Liliana Tedjosaputro, menyatakan bahwa penegakan hukum tidak hanya mencakup law enforcement tetapi juga peace maintenance, oleh karena penegakan hukum merupakan proses penyerasian antara nilai-nilai, kaidah-kaidah dan pola prilaku nyata, yang bertujuanuntuk mencapai kedamaian dan keadilan (2003:66).


Tugas utama penegakan hukum, adalah untuk mewujudkan keadilan, karenanya dengan penegakan hukum itulah hukum menjadi kenyataan (Liliana, 2003 : 66). Tanpa penegakan hukum, maka hukum tak ubahnya hanya merupakan rumusan tekstual yang tidak bernyali, yang oleh Achmad Ali biasa disebut dengan hukum yang mati.


Untuk membuat hukum menjadi hidup harus ada keterlibatan nyata oleh manusia untuk merefleksikan hukum itu dalam sikap dan prilaku nyata yang konkrit.Tanpa cara demikian maka hukum tertidur pulas dengan nyenyak yang kemungkinannya hanya menghasilkan mimpi-mimpi.


Karena itu tidak ada cara lain agar hukum dapat ditegakkan maka perlu pencerahan pemahaman hukum bahwa sesungguhnya hukum itu tidak lain adalah sebuah pilihan keputusan, sehingga takkala salah memilih keputusan dalam sikap dan prilaku konkrit, maka berpengaruh buruk terhadap penampakan hukum di rana empiris.


C. Supremasi Hukum dan Penegakan Hukum


Supremasi hukum dan penegakan hukum sudah menjadi masalah sentral dalam kehidupan berbangsa, bernegara, berpemerintahan dan bermasyarakat.Masalah itu muncul oleh karena adanya kesenjangan antara das sollen dengan das sen, dimana Negara mengklaim sebagai Negara hukum demokrasi (rechtsstaat democratie), sementara hukumnya compang camping dan penegakannya serampangan. Artinya supremasi hukum tidak dihormati dan penegakan hukum berjalan setengah hati dengan ibarat berada di persimpangan jalan panjang.


Banyak contoh kasus di negeri ini yang menarik dijadikan sampel berkenaan dengan supremasi hukum dan penegakan hukum, antara lain bagaimana ketiadaan penghormatan supremasi hukum terhadap skandal Senturi. Bagaimana skandal mafia pajak yang salah satu aktornya “Gayus” dengan menampilkan pentas sandiwara hukum, yang oleh publik ditontonnya sebagai proses penegakan hukum yang setengah hati. Belum lagi menguaknya kasus Antasari Azhar (mantan Ketua KPK) yang diduga keras penuh rekayasa.
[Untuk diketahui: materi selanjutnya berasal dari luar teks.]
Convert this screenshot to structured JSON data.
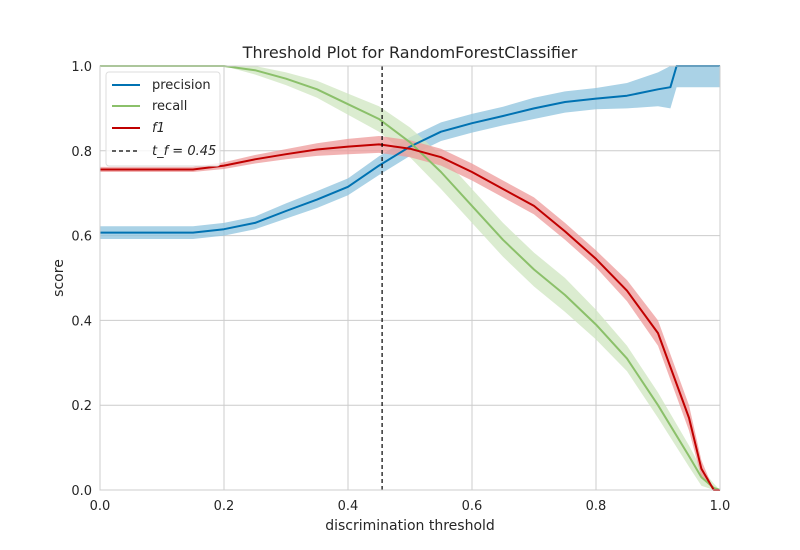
{
  "chart_data": {
    "type": "line",
    "title": "Threshold Plot for RandomForestClassifier",
    "xlabel": "discrimination threshold",
    "ylabel": "score",
    "xlim": [
      0,
      1
    ],
    "ylim": [
      0,
      1
    ],
    "xticks": [
      "0.0",
      "0.2",
      "0.4",
      "0.6",
      "0.8",
      "1.0"
    ],
    "yticks": [
      "0.0",
      "0.2",
      "0.4",
      "0.6",
      "0.8",
      "1.0"
    ],
    "grid": true,
    "legend_position": "top-left",
    "threshold": {
      "name": "t_f = 0.45",
      "value": 0.455,
      "color": "#000000"
    },
    "series": [
      {
        "name": "precision",
        "color": "#0072B2",
        "band_color": "#8DC3DE",
        "points": [
          [
            0.0,
            0.607
          ],
          [
            0.1,
            0.607
          ],
          [
            0.15,
            0.607
          ],
          [
            0.2,
            0.615
          ],
          [
            0.25,
            0.63
          ],
          [
            0.3,
            0.658
          ],
          [
            0.35,
            0.685
          ],
          [
            0.4,
            0.715
          ],
          [
            0.45,
            0.765
          ],
          [
            0.5,
            0.81
          ],
          [
            0.55,
            0.845
          ],
          [
            0.6,
            0.865
          ],
          [
            0.65,
            0.882
          ],
          [
            0.7,
            0.9
          ],
          [
            0.75,
            0.915
          ],
          [
            0.8,
            0.923
          ],
          [
            0.85,
            0.93
          ],
          [
            0.9,
            0.945
          ],
          [
            0.92,
            0.95
          ],
          [
            0.93,
            1.0
          ],
          [
            1.0,
            1.0
          ]
        ],
        "band": [
          0.015,
          0.015,
          0.015,
          0.015,
          0.015,
          0.018,
          0.02,
          0.02,
          0.022,
          0.022,
          0.022,
          0.022,
          0.022,
          0.025,
          0.025,
          0.025,
          0.03,
          0.04,
          0.05,
          0.05,
          0.05
        ]
      },
      {
        "name": "recall",
        "color": "#8BC06A",
        "band_color": "#CFE5C0",
        "points": [
          [
            0.0,
            1.0
          ],
          [
            0.1,
            1.0
          ],
          [
            0.2,
            1.0
          ],
          [
            0.25,
            0.99
          ],
          [
            0.3,
            0.97
          ],
          [
            0.35,
            0.945
          ],
          [
            0.4,
            0.91
          ],
          [
            0.45,
            0.875
          ],
          [
            0.5,
            0.82
          ],
          [
            0.55,
            0.75
          ],
          [
            0.6,
            0.67
          ],
          [
            0.65,
            0.59
          ],
          [
            0.7,
            0.52
          ],
          [
            0.75,
            0.46
          ],
          [
            0.8,
            0.39
          ],
          [
            0.85,
            0.31
          ],
          [
            0.9,
            0.2
          ],
          [
            0.95,
            0.08
          ],
          [
            0.97,
            0.03
          ],
          [
            0.99,
            0.005
          ],
          [
            1.0,
            0.0
          ]
        ],
        "band": [
          0.0,
          0.0,
          0.0,
          0.01,
          0.015,
          0.02,
          0.025,
          0.03,
          0.035,
          0.04,
          0.04,
          0.04,
          0.04,
          0.04,
          0.035,
          0.03,
          0.03,
          0.025,
          0.02,
          0.01,
          0.0
        ]
      },
      {
        "name": "f1",
        "color": "#C00000",
        "band_color": "#ED9A9A",
        "points": [
          [
            0.0,
            0.756
          ],
          [
            0.1,
            0.756
          ],
          [
            0.15,
            0.756
          ],
          [
            0.2,
            0.765
          ],
          [
            0.25,
            0.78
          ],
          [
            0.3,
            0.792
          ],
          [
            0.35,
            0.803
          ],
          [
            0.4,
            0.81
          ],
          [
            0.45,
            0.815
          ],
          [
            0.5,
            0.805
          ],
          [
            0.55,
            0.785
          ],
          [
            0.6,
            0.75
          ],
          [
            0.65,
            0.71
          ],
          [
            0.7,
            0.67
          ],
          [
            0.75,
            0.61
          ],
          [
            0.8,
            0.545
          ],
          [
            0.85,
            0.47
          ],
          [
            0.9,
            0.37
          ],
          [
            0.95,
            0.17
          ],
          [
            0.97,
            0.05
          ],
          [
            0.99,
            0.0
          ],
          [
            1.0,
            0.0
          ]
        ],
        "band": [
          0.006,
          0.006,
          0.006,
          0.008,
          0.01,
          0.012,
          0.015,
          0.018,
          0.02,
          0.02,
          0.02,
          0.02,
          0.02,
          0.02,
          0.02,
          0.02,
          0.025,
          0.03,
          0.03,
          0.02,
          0.0,
          0.0
        ]
      }
    ]
  }
}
Supremasi hukum dan penegakan hukum dua hal yang tidak terpisahkan, keduanya harus bersinergi untuk mewujudkan cita hukum, fungsi hukum dan tujuan hukum, yang sebesar-besarnya buat kemanfaatan, kebahagiaan dan kesejahtraan umat manusia yang bersendikan nilai-nilai kebenaran dan keadilan.


Abdul Manan (2009:189), menyatakan bahwa supremasi hukum merupakan doktrin sentral yang menjadi reason of existence hukum Eropa Barat. Secara embrio doktrin supremasi hukum sudah mulai berkembang sejak abad VII M.


Lebih lanjut dikatakan bahwa term dan doktrin supremasi hukum telah dikenal sejak abad XI M, bahkan jauh sebelum itu pada abad VI M, Islam telah membawa misi reformasi besar untuk menegakkan supremasi hukum yang mengacu kepada upaya penciptaan kedamaian dan kesejahtraan yang mengantarkan manusia secara individu dan masyarakat sukses dan bahagia menjalani kehidupan dan selamat bahagia hidup di akhirat kelak (Abdul Manan,2009:190).